Khodnevis, January 29, 2014
Sarang Ettehadi, a Bahai from Tehran, has been sentenced to five years in prison on charges of “propaganda against the regime” and “membership in Bahai institutions.” An unusual aspect of the sentence is that Mr. Ettehadi had already been pardoned, and that the sentence was issued three days before the trial — which functioned only to inform the accused of his sentence.
Mr. Ettehadi was arrested was arrested in Tehran on June 27, 2012, in a wave of arrests in Tehran, Mashhad and Shiraz that netted almost 20 Bahais. He was among those pardoned for the Eid al-Fitr on August 15, 2012. Mr Ettehadi has written his own account of his conviction and sentencing, which has been translated by Dr. Nizam Missaghi:
On January 15, 2014, I appeared in the Revolutionary Court to meet the judge as ordered.
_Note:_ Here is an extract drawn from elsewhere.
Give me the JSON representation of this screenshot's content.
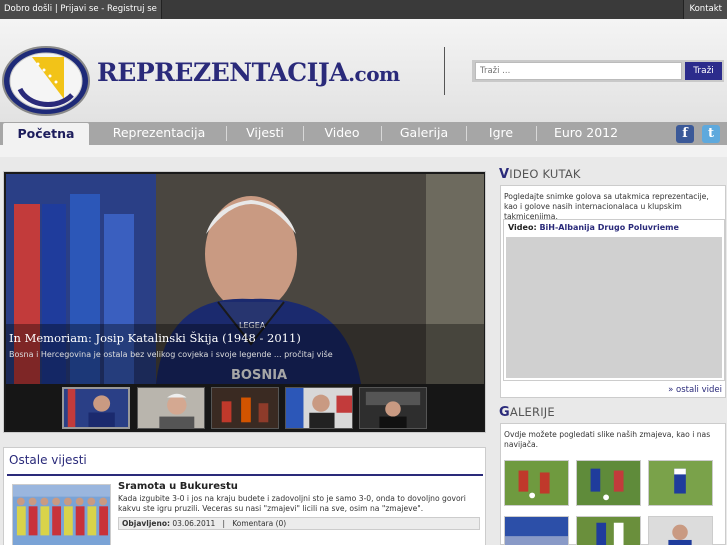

However, upon my arrival, the Judge’s assistant, Mojtaba, told me that there would be no hearing for me on that day and that my sentence had already been issued in absentia three days prior to the scheduled court date. I reviewed the court document in disbelief and learned that I had been sentenced to five years in prison on charges of “propaganda against the regime” and “membership in Bahá’í institutions.”
My sentence was issued in absentia on January 12, 2014. However, my court date had initially been communicated as January 8 and had been postponed by the court to January 15, the date when I appeared in court. My attorney objected to the sentencing prior to the court date in absentia and insisted that we meet with the judge. After the urging of my counsel, we briefly met with the judge, who, without any hesitation or reasoning, re-read the same sentence to us and confirmed it had been issued.
It is noteworthy that my initial charge had been “propaganda against the regime,” which carries a maximum one-year prison sentence. However, the judge had illegally annexed another charge to my file prior to issuing the five-year sentence as follows: “membership in an illegal organization in order to disturb national security.” The judge addressed me directly and said, “you participated in prayer gatherings and religious rituals with other Bahá’ís, which constitutes an organized and illegal activity.” However, I responded, the Iranian Constitution clearly protects the rights of religious minorities to assembly and worship. When I asked the judge to explain how saying prayers with friends would constitute “propaganda against the regime” or could “disturb national security,” he responded matter-of-factly, “the assembly of even two or three people is an organized activity and is against the law!”
Unfortunately, legal due process in Iran is lamentably defective. Minorities, ethnic or religious, and dissidents are typically at the mercy of a judge who can add to their charges as he wishes, choose to not communicate a change in the defendant’s court date, and sentence the defendant in absentia without proper time allotted for the defense to respond or even know of the charges. The sentencing and the outcome, by and large, are forgone conclusions, and the hearing, if it actually takes place, is nothing but a formality reminiscent of a show trial. The longer such defective judicial system is in place, the more lives will be ruined, youth will be lost, trust will be replaced with despair, and the future of our glorious Iran will be overshadowed with injustice.